Prof. Ndioro Ndiaye, former minister for Women and Children, Republic of Senegal, a panelist in the session reiterated the need for promotion of good governance from the ground up and not in the reverse. Her point of view was expounded further by Dr. Kayode Fayemi, Former Executive Governor of Ekiti State, Nigeria, who emphasized the need for creating social safety nets for young people to implement the same. “We must turn around corrupt and unaccountable governments in Africa by strengthening democratic governance institutions,” he stated.

“We have a diverse youth in Africa and unfortunately there is a segment of the youth becoming poorer, we need to cater to them,” reiterated his counterpart H.E Mme Maya Sahli, Fadel Commissioner, African Commission on Human and Peoples Rights.

Dr.
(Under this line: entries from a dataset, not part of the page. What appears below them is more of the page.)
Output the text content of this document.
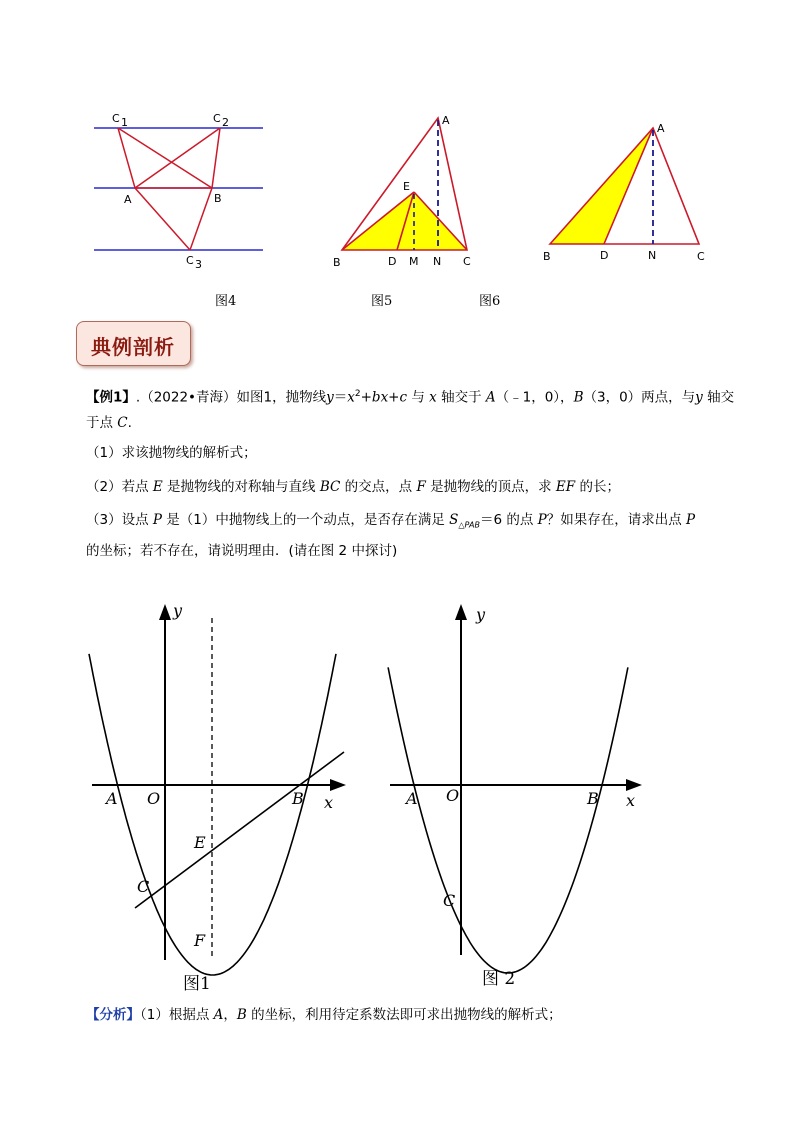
C 1	C 2
A	B
C 3
A
E
B	D M N C
A
B	D	N	C
图4	图5	图6
典例剖析
【例1】.（2022•青海）如图1，抛物线$y=x^2+bx+c$ 与 x 轴交于 A（﹣1，0），B（3，0）两点，与y 轴交
于点 C.
（1）求该抛物线的解析式；
（2）若点 E 是抛物线的对称轴与直线 BC 的交点，点 F 是抛物线的顶点，求 EF 的长；
（3）设点 P 是（1）中抛物线上的一个动点，是否存在满足 $S_{\triangle PAB}=6$ 的点 P？如果存在，请求出点 P
的坐标；若不存在，请说明理由．(请在图 2 中探讨)
y
x
A O	B
E
C
F
y
x
A O	B
C
图1	图 2
【分析】（1）根据点 A，B 的坐标，利用待定系数法即可求出抛物线的解析式；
Vasu Gounden, Executive Director ACCORD took us down memory lane as he recollected the sobering misdeeds that were undertaken in 1994 when South Africa avoided a massive blood bath. This is when the right wing movement attempted to curtail all progress made on democracy. This included 50,000 armed men who had been thoroughly trained to kill and destroy during the country’s first elections. How the country was able to surmount this challenge is a miracle. Kindly watch below:

Dr. Gounden informed the audience of the consequences brought about by profound socio-economic inequality. Today, South Africa has one of the highest numbers of social protest and it comes as no surprise. “We need to close the gap in development and education. When people enter politics because they have no other alternative to close their own personal gaps, then we are in trouble,” he stated.

Ibraheem Sanusi  rightly put it when he stated that we should strive to not only want a continent not at war, but one that respects and upholds human rights and builds peace together.